I don’t understand what Republicans are trying to do with this bill. What do  they think will happen after they proudly proclaim that they’ve repealed Obamacare—followed in short order by the complete implosion of the individual market? Do they really imagine that they will be allowed to leave the rubble-filled lot there and proclaim that they’ve undone President Obama’s mistake? Or that, having watched them destroy the individual market, voters will be eager to let Republicans touch any of the other structures cluttering up America’s health-care policy landscape?

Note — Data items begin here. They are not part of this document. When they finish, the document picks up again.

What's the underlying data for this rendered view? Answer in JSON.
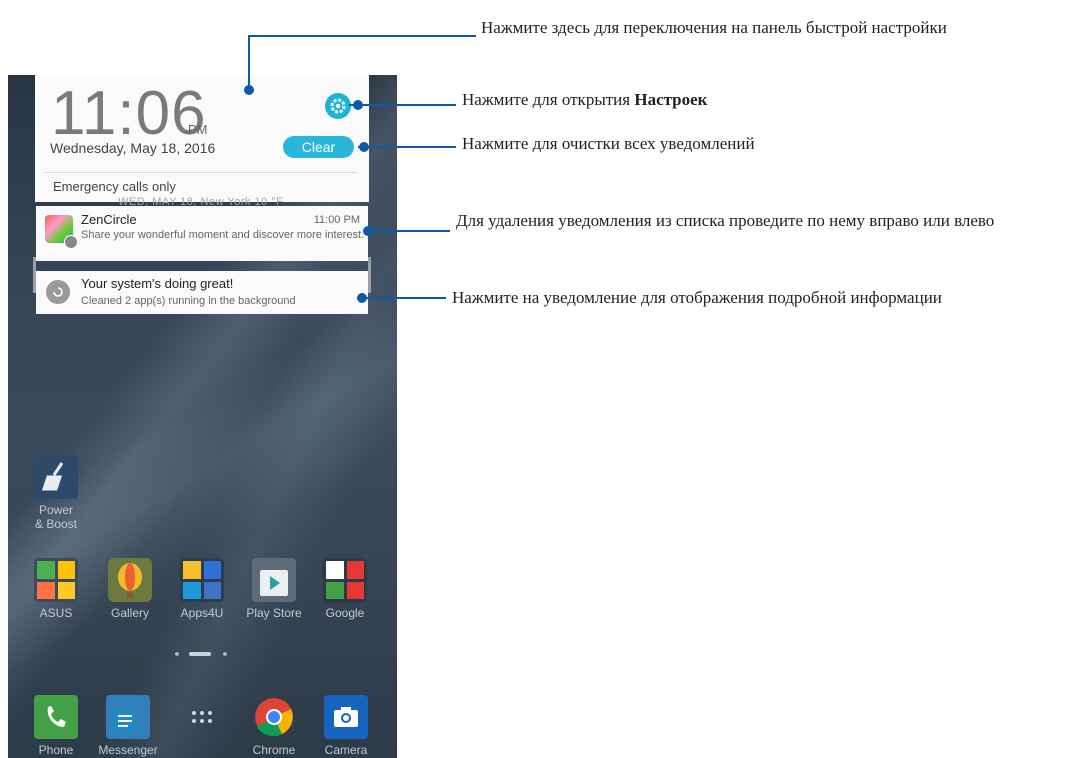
{
  "lock_panel": {
    "time": "11:06",
    "ampm": "PM",
    "date": "Wednesday, May 18, 2016",
    "clear_label": "Clear",
    "emergency": "Emergency calls only",
    "background_text": "WED, MAY 18, New York 10 °F"
  },
  "notifications": [
    {
      "app": "ZenCircle",
      "time": "11:00 PM",
      "text": "Share your wonderful moment and discover more interest."
    },
    {
      "app": "Your system's doing great!",
      "time": "",
      "text": "Cleaned 2 app(s) running in the background"
    }
  ],
  "apps": {
    "power_boost": "Power & Boost",
    "row": [
      "ASUS",
      "Gallery",
      "Apps4U",
      "Play Store",
      "Google"
    ],
    "dock": [
      "Phone",
      "Messenger",
      "",
      "Chrome",
      "Camera"
    ]
  },
  "callouts": {
    "quick_settings": "Нажмите здесь для переключения на панель быстрой настройки",
    "settings_prefix": "Нажмите для открытия ",
    "settings_bold": "Настроек",
    "clear": "Нажмите для очистки всех уведомлений",
    "swipe": "Для удаления уведомления из списка проведите по нему вправо или влево",
    "tap": "Нажмите на уведомление для отображения подробной информации"
  },
  "colors": {
    "accent": "#1eb3d8",
    "callout_line": "#0e5aa7"
  }
}
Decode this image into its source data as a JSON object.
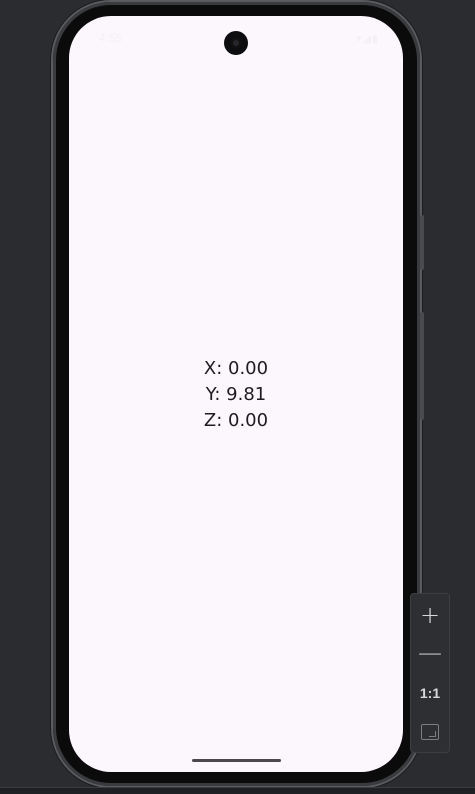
{
  "status_bar": {
    "time": "4:55",
    "icons": "▾◢▮"
  },
  "sensor": {
    "x_line": "X: 0.00",
    "y_line": "Y: 9.81",
    "z_line": "Z: 0.00"
  },
  "zoom_toolbar": {
    "zoom_in": "+",
    "zoom_out": "—",
    "reset": "1:1"
  }
}
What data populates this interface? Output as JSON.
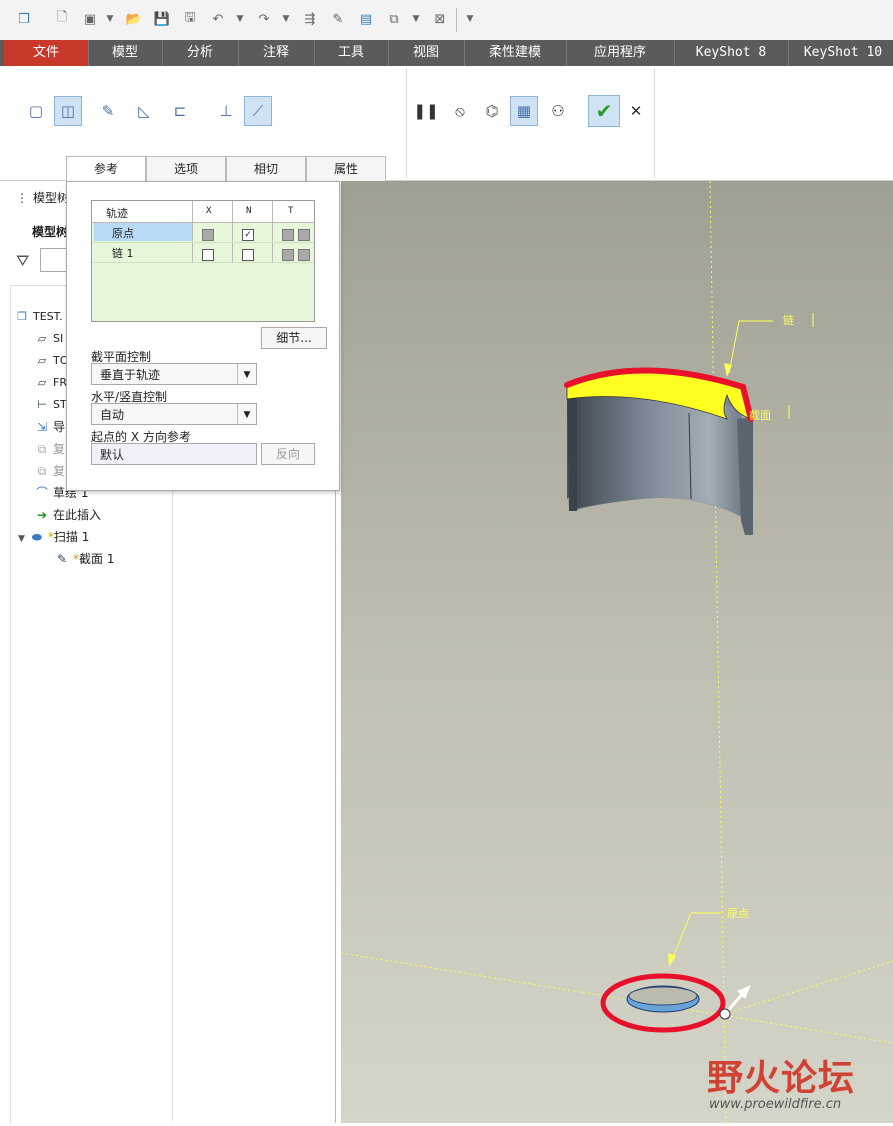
{
  "ribbon": {
    "tabs": [
      {
        "label": "文件",
        "active": true
      },
      {
        "label": "模型"
      },
      {
        "label": "分析"
      },
      {
        "label": "注释"
      },
      {
        "label": "工具"
      },
      {
        "label": "视图"
      },
      {
        "label": "柔性建模"
      },
      {
        "label": "应用程序"
      },
      {
        "label": "KeyShot 8"
      },
      {
        "label": "KeyShot 10"
      }
    ],
    "subtabs": [
      "参考",
      "选项",
      "相切",
      "属性"
    ]
  },
  "tree": {
    "header": "模型树",
    "title": "模型树",
    "items": [
      {
        "label": "TEST.",
        "icon": "part-icon"
      },
      {
        "label": "SI",
        "icon": "plane-icon"
      },
      {
        "label": "TO",
        "icon": "plane-icon"
      },
      {
        "label": "FR",
        "icon": "plane-icon"
      },
      {
        "label": "ST",
        "icon": "csys-icon"
      },
      {
        "label": "导",
        "icon": "import-icon"
      },
      {
        "label": "复",
        "icon": "copy-icon"
      },
      {
        "label": "复",
        "icon": "copy-icon"
      },
      {
        "label": "草绘 1",
        "icon": "sketch-icon"
      },
      {
        "label": "在此插入",
        "icon": "insert-arrow-icon"
      },
      {
        "label": "扫描 1",
        "icon": "sweep-icon"
      },
      {
        "label": "截面 1",
        "icon": "section-icon"
      }
    ]
  },
  "refs": {
    "table": {
      "headers": [
        "轨迹",
        "X",
        "N",
        "T"
      ],
      "rows": [
        {
          "name": "原点",
          "x": "gray",
          "n": "checked",
          "t": "gray"
        },
        {
          "name": "链 1",
          "x": "empty",
          "n": "empty",
          "t": "gray"
        }
      ]
    },
    "details_button": "细节...",
    "section_plane_label": "截平面控制",
    "section_plane_value": "垂直于轨迹",
    "hv_label": "水平/竖直控制",
    "hv_value": "自动",
    "xdir_label": "起点的 X 方向参考",
    "xdir_value": "默认",
    "flip_button": "反向"
  },
  "graphics": {
    "labels": {
      "chain": "链",
      "section": "截面",
      "origin": "原点"
    }
  },
  "watermark": {
    "title": "野火论坛",
    "url": "www.proewildfire.cn"
  },
  "colors": {
    "tab_active": "#c9392b",
    "highlight_red": "#e8102a",
    "highlight_yellow": "#ffff00",
    "panel_green": "#e6f7da",
    "row_selected": "#b9daf5"
  }
}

She should have thought of that when she was predicting that Obamacare would destroy health care and must be stopped immediately. She watched Republicans do nothing viable to replace Obamacare with a functioning market yet for seven years yet she yelped constantly to kill it. Now she shakes her head and fumes that her political party will be hurt by their and her actions.

If Republicans cannot get up the will to bear those costs, then they should do nothing, and start preparing their rebuilding strategy while they wait for the flaws in Obamacare’s structure to bring down the individual market on its own. Neither strategy is painless, because the ossified mistakes of earlier policy making have taken all the cheap and attractive options off the table. But either is better -- for America, and for the Republican Party -- than setting new mistakes in stone.
After  eight (or more?) years of Republicans rat-fucking Obamacare,  McArdle became convinced that it was damaged enough to die on its own and she is not best pleased that her ego or career might be dinged by a loss of Republican power. The sick, dead and suffering are beside the point.

4 comments:

Kathy said...

Repealing the ACA will probably have a similar effect as T-Rump's horrible Muslim travel-ban. The law will be chaotic and difficult for anyone to understand, and there will be no one able to implement it properly. Meanwhile, medical offices will close, medical-tech facilities will close, dental offices will close, and a lot of jobs in the "health industry" will evaporate. SO: unemployment from financial cuts that will lead to the newest housing bubble deflating. . . on and on, Welcome Back, 2007!

The really awful thing is, our rulers (Kocks, Trumps, Bannon, Senate & House, Wall St) appear to WANT this to happen. They believe they will get richer and more powerful if the country is in a state of chaos. Maybe they will. It worked last time.

Cirze said...

I wish you had a Twitter link so I could share your cogent essay with the world.

Kudos!

Anonymous said...

Love the gratuitous "asian vacation" mention, but there's so much wrong with this piece it's hysterical.

https://www.bloomberg.com/view/articles/2017-04-04/the-new-party-of-no

northierthanthou said...

AT this point, I really don't think the Republican leadership much cares if the average American has access to health care. It's not even about alternative visions of equity. The rest of us are no longer their responsibility.